Thermal radiation from large pool fires of liquid hydrocarbons within an atmospheric storage tank can potentially threat the structural and mechanical integrity of adjacent storage tanks creating conditions to develop domino effect or new points of pool fire on neighbouring storage tanks.

A thermal radiation analysis from large pool fires was performed in an existing tank farm with more than 55 atmospheric storage tanks in order to estimate the potential radiative heat flux that each adjacent tank can absorb from a tank on fire. The potential radiative heat flux that the flames of a storage tank on fire can emit to the adjacent tanks was used to calculate the demand of fire-water required by all these tanks. Each set of adjacent tanks absorbing radiative heat flux from flames of the storage tank on fire, was reviewed to determine which set demands the maximum fire-water volume in the tank farm.

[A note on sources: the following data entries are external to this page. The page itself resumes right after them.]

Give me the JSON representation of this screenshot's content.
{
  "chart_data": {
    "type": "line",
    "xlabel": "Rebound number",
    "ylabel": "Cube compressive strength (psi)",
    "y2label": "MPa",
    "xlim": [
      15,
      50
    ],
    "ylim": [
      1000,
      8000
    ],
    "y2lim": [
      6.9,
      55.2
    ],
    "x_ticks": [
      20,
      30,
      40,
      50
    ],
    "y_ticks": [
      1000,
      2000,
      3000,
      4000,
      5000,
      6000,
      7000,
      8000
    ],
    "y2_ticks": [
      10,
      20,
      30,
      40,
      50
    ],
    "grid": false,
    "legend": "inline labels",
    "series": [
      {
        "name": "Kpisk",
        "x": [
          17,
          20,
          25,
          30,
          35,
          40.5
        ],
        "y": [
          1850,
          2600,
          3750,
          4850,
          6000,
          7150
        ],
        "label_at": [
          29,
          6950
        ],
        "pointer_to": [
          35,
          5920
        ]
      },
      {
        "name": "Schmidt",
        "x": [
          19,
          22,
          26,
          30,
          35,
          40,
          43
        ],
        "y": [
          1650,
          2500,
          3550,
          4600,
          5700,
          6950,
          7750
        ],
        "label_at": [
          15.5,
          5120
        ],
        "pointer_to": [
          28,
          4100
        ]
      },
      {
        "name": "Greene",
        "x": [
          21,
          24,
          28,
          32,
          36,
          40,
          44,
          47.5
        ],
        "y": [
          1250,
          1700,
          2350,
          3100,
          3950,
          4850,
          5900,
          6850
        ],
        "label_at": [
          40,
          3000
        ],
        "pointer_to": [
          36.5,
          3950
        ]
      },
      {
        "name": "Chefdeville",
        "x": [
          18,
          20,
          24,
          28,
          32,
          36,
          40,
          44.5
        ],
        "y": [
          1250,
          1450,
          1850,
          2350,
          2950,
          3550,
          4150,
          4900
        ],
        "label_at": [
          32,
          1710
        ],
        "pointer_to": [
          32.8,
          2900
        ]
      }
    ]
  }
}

Two important results were obtained from this thermal radiation analysis in an existing tank farm. First, the biggest storage tank in a tank farm does not necessarily demands the major volume of fire-water. The case of the tank on fire interacting with more adjacent tanks could require the major volume of firewater. Second, in some cases the fire-water application rates for spray systems on storage tanks recommended by standards such as NFPA and API are inadequate to cool effectively the adjacent tanks to a storage tank on fire. In these cases, the fire-water application rates should be increased to avoid the temperature of the hydrocarbon liquid in one of these adjacent storage tanks to increase significantly minimizing conditions to develop a potential domino effect of new pool fires in the tank farm.